A new approach to manufacturing cells that secrete and deliver therapies to specific parts of the body takes a big step toward one day repairing joints and damage after heart attacks, countering transplant rejection and healing currently untreatable lung conditions.
The cells, called mesenchymal stromal cells, can differentiate, like stem cells, to become connective tissue cells of cartilage, bone, fat and many organs. They can also be made to secrete mRNA drugs naturally produced by cells to induce repair and then deliver that payload to needed areas using a honing mechanism similar to immune cells.
While such cell therapies hold the promise to revolutionize treatment for many disorders, the research faces technology bottlenecks. Scientists have not completely understood the cell properties that are required to safely and effectively treat a condition, and developing a method for reliably increasing cell numbers during manufacturing has been challenging.
Now, a new study, published July 2 in the Journal of Translational Medicine, describes a system designed and tested at Cornell and the Massachusetts Institute of Technology that addresses these challenges.
“We haven’t known how to increase cell numbers without changing the attributes of the cells unintentionally, and then, we need to understand what those attributes are supposed to be in the first place,” said Krystyn Van Vliet, vice president for research and innovation and professor of materials science in the Meinig School of Biomedical Engineering in Cornell Engineering and the paper’s senior author.
“Both of these problems are related; you need to measure what’s important, and then you need to maintain that measurement while you’re trying to increase the cells up to a good dosage,” she said.

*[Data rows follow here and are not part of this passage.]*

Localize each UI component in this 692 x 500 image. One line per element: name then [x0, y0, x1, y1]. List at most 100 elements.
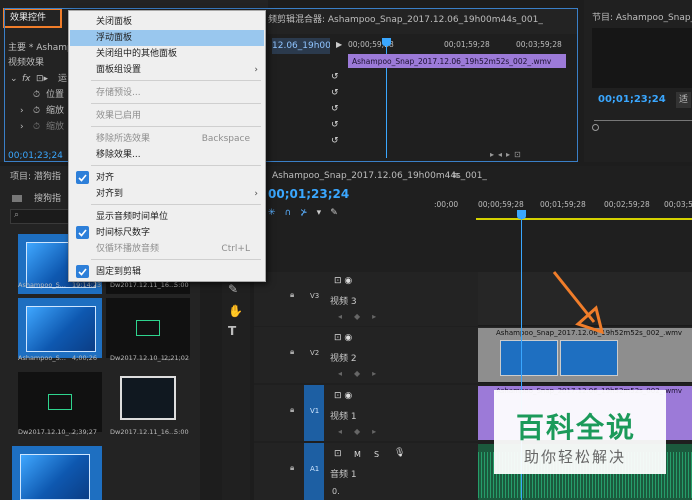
menu-item-close-panel[interactable]: 关闭面板 — [70, 14, 264, 30]
timeline-ruler-tick: 00;02;59;28 — [604, 200, 650, 209]
lock-icon[interactable]: 🔒︎ — [290, 463, 294, 473]
tools-panel: ✎ ✋ T — [222, 272, 250, 500]
menu-item-float-panel[interactable]: 浮动面板 — [70, 30, 264, 46]
play-icon[interactable]: ▶ — [336, 40, 342, 49]
keyframe-reset-icon[interactable]: ↺ — [331, 72, 339, 82]
ruler-tick: 00;01;59;28 — [444, 40, 490, 49]
track-name: 视频 1 — [330, 412, 357, 422]
project-search-label: 搜狗指 — [34, 194, 62, 204]
timeline-ruler-tick: 00;03;5 — [664, 200, 692, 209]
menu-item-remove-selected-effect[interactable]: 移除所选效果 Backspace — [70, 131, 264, 147]
keyframe-reset-icon[interactable]: ↺ — [331, 120, 339, 130]
keyframe-nav-icon[interactable]: ◂◆▸ — [338, 369, 388, 378]
menu-item-remove-effects[interactable]: 移除效果... — [70, 147, 264, 163]
footer-controls[interactable]: ▸◂▸⊡ — [490, 150, 525, 159]
track-id: A1 — [310, 465, 320, 473]
menu-shortcut: Backspace — [201, 134, 250, 144]
menu-item-label: 对齐 — [96, 173, 115, 183]
timeline-tool-icons[interactable]: ✳∩⊁▾✎ — [268, 208, 347, 218]
effect-controls-timecode[interactable]: 00;01;23;24 — [8, 148, 63, 164]
hand-tool-icon[interactable]: ✋ — [228, 304, 243, 318]
clip-thumbnail — [560, 340, 618, 376]
stopwatch-icon[interactable]: ⏱ — [33, 87, 40, 103]
menu-item-show-audio-time-units[interactable]: 显示音频时间单位 — [70, 209, 264, 225]
keyframe-reset-icon[interactable]: ↺ — [331, 88, 339, 98]
work-area-bar[interactable] — [476, 218, 692, 220]
project-item-name: Dw2017.12.10_... — [18, 428, 75, 436]
mute-button[interactable]: M — [354, 450, 361, 459]
program-scrubber[interactable] — [594, 120, 692, 121]
track-name: 音频 1 — [330, 470, 357, 480]
menu-item-timeline-ruler-numbers[interactable]: 时间标尺数字 — [70, 225, 264, 241]
program-timecode[interactable]: 00;01;23;24 — [598, 92, 666, 108]
project-item-duration: 5:00 — [174, 281, 189, 289]
lock-icon[interactable]: 🔒︎ — [290, 347, 294, 357]
menu-item-snap[interactable]: 对齐 — [70, 170, 264, 186]
program-title[interactable]: 节目: Ashampoo_Snap_2017.12.06_19h00m — [592, 10, 692, 26]
menu-shortcut: Ctrl+L — [221, 244, 250, 254]
menu-item-label: 对齐到 — [96, 189, 124, 199]
stopwatch-icon[interactable]: ⏱ — [33, 103, 40, 119]
expand-icon[interactable]: › — [20, 119, 24, 135]
menu-item-loop-audio-only[interactable]: 仅循环播放音频 Ctrl+L — [70, 241, 264, 257]
menu-separator — [91, 165, 261, 166]
submenu-arrow-icon: › — [254, 65, 258, 75]
type-tool-icon[interactable]: T — [228, 324, 236, 338]
expand-icon[interactable]: › — [20, 103, 24, 119]
program-fit-label[interactable]: 适 — [676, 92, 692, 108]
menu-item-save-preset[interactable]: 存储预设... — [70, 85, 264, 101]
track-header-v2: 🔒︎ V2 ⊡ ◉ 视频 2 ◂◆▸ — [254, 327, 478, 383]
watermark-title: 百科全说 — [516, 411, 637, 444]
track-controls-icon[interactable]: ⊡ ◉ — [334, 333, 352, 343]
microphone-icon[interactable]: 🎙︎ — [394, 448, 405, 458]
project-title[interactable]: 项目: 潜狗指 — [10, 169, 61, 185]
keyframe-reset-icon[interactable]: ↺ — [331, 104, 339, 114]
timeline-menu-icon[interactable]: ≡ — [452, 168, 460, 184]
stopwatch-icon[interactable]: ⏱ — [33, 119, 40, 135]
solo-button[interactable]: S — [374, 450, 379, 459]
menu-item-pin-to-clip[interactable]: 固定到剪辑 — [70, 264, 264, 280]
timeline-ruler-tick: 00;01;59;28 — [540, 200, 586, 209]
project-item-duration: 19;14;23 — [72, 281, 102, 289]
keyframe-nav-icon[interactable]: ◂◆▸ — [338, 312, 388, 321]
scale-label: 缩放 — [46, 106, 65, 116]
project-item-thumbnail[interactable] — [106, 298, 190, 358]
track-id: V3 — [310, 292, 320, 300]
keyframe-reset-icon[interactable]: ↺ — [331, 136, 339, 146]
project-item-thumbnail[interactable] — [120, 376, 176, 420]
track-header-v1: 🔒︎ V1 ⊡ ◉ 视频 1 ◂◆▸ — [254, 385, 478, 441]
menu-item-effect-enabled[interactable]: 效果已启用 — [70, 108, 264, 124]
project-item-duration: 2;39;27 — [72, 428, 98, 436]
project-item-thumbnail[interactable] — [18, 372, 102, 432]
playhead-handle[interactable] — [382, 38, 391, 46]
track-id: V2 — [310, 349, 320, 357]
track-controls-icon[interactable]: ⊡ ◉ — [334, 391, 352, 401]
keyframe-nav-icon[interactable]: ◂◆▸ — [338, 427, 388, 436]
menu-separator — [91, 204, 261, 205]
audio-level-value[interactable]: 0. — [332, 487, 340, 496]
project-item-thumbnail[interactable] — [12, 446, 102, 500]
audio-mixer-title[interactable]: 频剪辑混合器: Ashampoo_Snap_2017.12.06_19h00m4… — [268, 12, 578, 28]
watermark: 百科全说 助你轻松解决 — [494, 390, 666, 474]
lock-icon[interactable]: 🔒︎ — [290, 290, 294, 300]
menu-item-close-others[interactable]: 关闭组中的其他面板 — [70, 46, 264, 62]
track-controls-icon[interactable]: ⊡ — [334, 449, 342, 459]
menu-item-snap-to[interactable]: 对齐到 › — [70, 186, 264, 202]
timeline-ruler-tick: 00;00;59;28 — [478, 200, 524, 209]
program-scrubber-handle[interactable] — [592, 124, 599, 131]
source-label: 主要 * Ashampoo_Snap — [8, 43, 70, 53]
motion-label: 运 — [58, 74, 68, 84]
menu-item-label: 浮动面板 — [96, 33, 133, 43]
fx-chevron-icon[interactable]: ⌄ — [10, 71, 18, 87]
timeline-timecode[interactable]: 00;01;23;24 — [268, 187, 349, 201]
project-item-thumbnail[interactable] — [18, 298, 102, 358]
menu-item-panel-group-settings[interactable]: 面板组设置 › — [70, 62, 264, 78]
effect-controls-tab-label[interactable]: 效果控件 — [10, 10, 46, 26]
project-item-name: Ashampoo_S... — [18, 354, 66, 362]
track-controls-icon[interactable]: ⊡ ◉ — [334, 276, 352, 286]
lock-icon[interactable]: 🔒︎ — [290, 405, 294, 415]
pen-tool-icon[interactable]: ✎ — [228, 282, 238, 296]
search-input[interactable] — [10, 209, 74, 224]
menu-separator — [91, 259, 261, 260]
motion-icon: ⊡▸ — [36, 74, 49, 84]
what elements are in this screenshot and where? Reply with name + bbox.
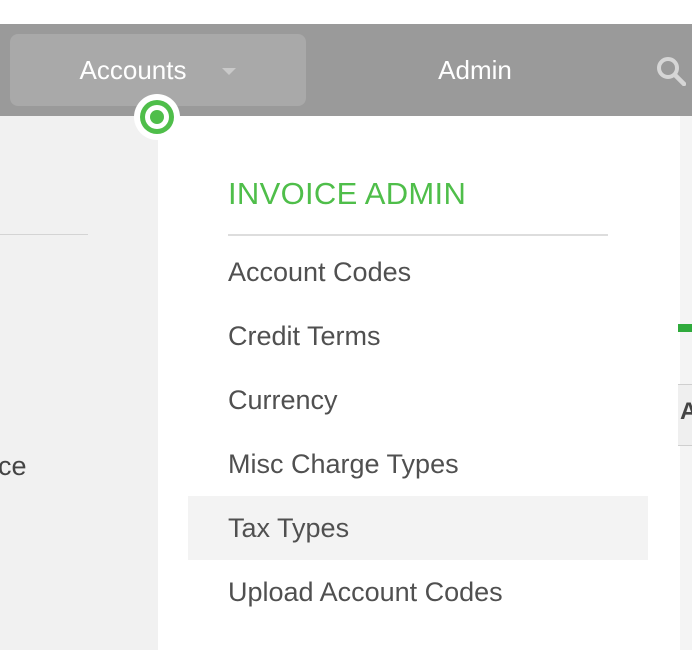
- background-right-edge: [680, 116, 692, 650]
- menu-item-misc-charge-types[interactable]: Misc Charge Types: [188, 432, 648, 496]
- menu-item-tax-types[interactable]: Tax Types: [188, 496, 648, 560]
- background-left-panel: ce: [0, 116, 158, 650]
- invoice-admin-menu-list: Account Codes Credit Terms Currency Misc…: [188, 240, 648, 624]
- section-title-invoice-admin: INVOICE ADMIN: [228, 176, 467, 211]
- background-table-header-fragment: A: [680, 398, 692, 425]
- accounts-dropdown-menu: INVOICE ADMIN Account Codes Credit Terms…: [158, 116, 678, 650]
- left-panel-text-fragment: ce: [0, 451, 27, 481]
- menu-item-account-codes[interactable]: Account Codes: [188, 240, 648, 304]
- menu-item-upload-account-codes[interactable]: Upload Account Codes: [188, 560, 648, 624]
- page: Accounts Admin ce A INVOICE ADMIN Accoun…: [0, 0, 692, 650]
- section-divider: [228, 234, 608, 236]
- nav-accounts-label: Accounts: [79, 54, 187, 85]
- active-menu-indicator-icon: [134, 94, 180, 140]
- top-nav-bar: Accounts Admin: [0, 24, 692, 116]
- nav-admin-menu[interactable]: Admin: [420, 34, 530, 106]
- menu-item-currency[interactable]: Currency: [188, 368, 648, 432]
- search-icon[interactable]: [656, 56, 686, 86]
- left-panel-divider: [0, 234, 88, 235]
- menu-item-credit-terms[interactable]: Credit Terms: [188, 304, 648, 368]
- chevron-down-icon: [222, 67, 237, 75]
- background-green-bar: [678, 324, 692, 332]
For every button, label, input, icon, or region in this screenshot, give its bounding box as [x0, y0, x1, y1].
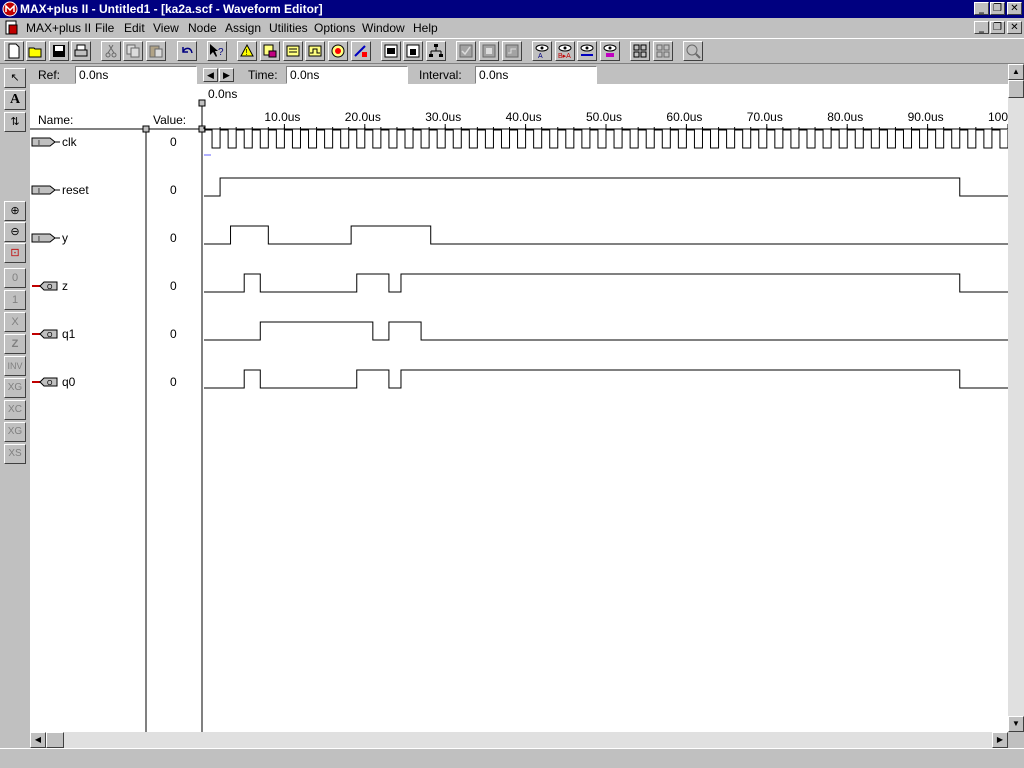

The researchers, including the paper’s first author Brandon Krupczak, a doctoral student in Van Vliet’s lab, designed a “microcarrier-microbioreactor” platform that allowed them to control many variables – cell signaling characteristics, pH, temperature, gases – and create a consistent high quality environment for the cells. Early results suggest this approach may prime those cells to make more of the therapeutic proteins for treating conditions.
“We think that this microcarrier-microbioreactor approach does a much better job than the conventional gold standard, maintaining very tight control and regulatory conditions during the manufacturing process,” Krupczak said.
In the study, the researchers developed a microcarrier – a supportive structure constructed from a dissolvable gelatin that allows the mesenchymal stromal cells to anchor and grow. These were placed within a company-made microbioreactor that contains milliliter-sized containers for culture that the researchers had to modify for their purposes. The entire cell-growing apparatus is the size of a smartphone.
The study itself is a proof-of-principle for creating mesenchymal stromal cells that could potentially treat acute respiratory distress syndrome, a disorder that leads to runaway inflammation in the lungs and is the main cause of death from COVID.
Using the microcarrier-microbioreactor platform, the team grew stromal cells from three different donors, respectively, and then repeated the experiment three times for cells from the same donor. They took multiple steps to make sure their data was legitimate and repeatable from one donor to another and for a single donor. They compared their results against the currently used flask technique, using tissue culture polystyrene flasks with culture media to grow cells, which served as an experimental control.
For context, Kupczak said, when gene expression from cells in the experimental condition is three to five times higher than the control, results are generally considered a success. “In some cases for this paper, we had results that were up to 400-fold higher in our experimental condition as compared to the flask control, which would indicate that there’s 400 times as much of our therapeutic particle floating around in our experimental condition as in the flask control,” he said.
By making the environment more consistent through the microcarrier-microbioreactor process, and measuring those variables, they found the method provided high quality control and primed the cells to start making more of the proteins that correlated with treating acute respiratory distress syndrome, though they didn’t test their effects in a mouse or human.
The study paves the way for using the novel manufacturing process and quality controls to move cell therapy production further along toward applying it in a clinic, the authors said.
Camille Farruggio, a materials scientist at MIT, is a co-author.
The study was funded by the Lemelson-Vest Fund for Student Invention; the National Research Foundation, Prime Minister’s Office, Singapore; and the Michael (1948) and Sonja Koerner Professorship at MIT.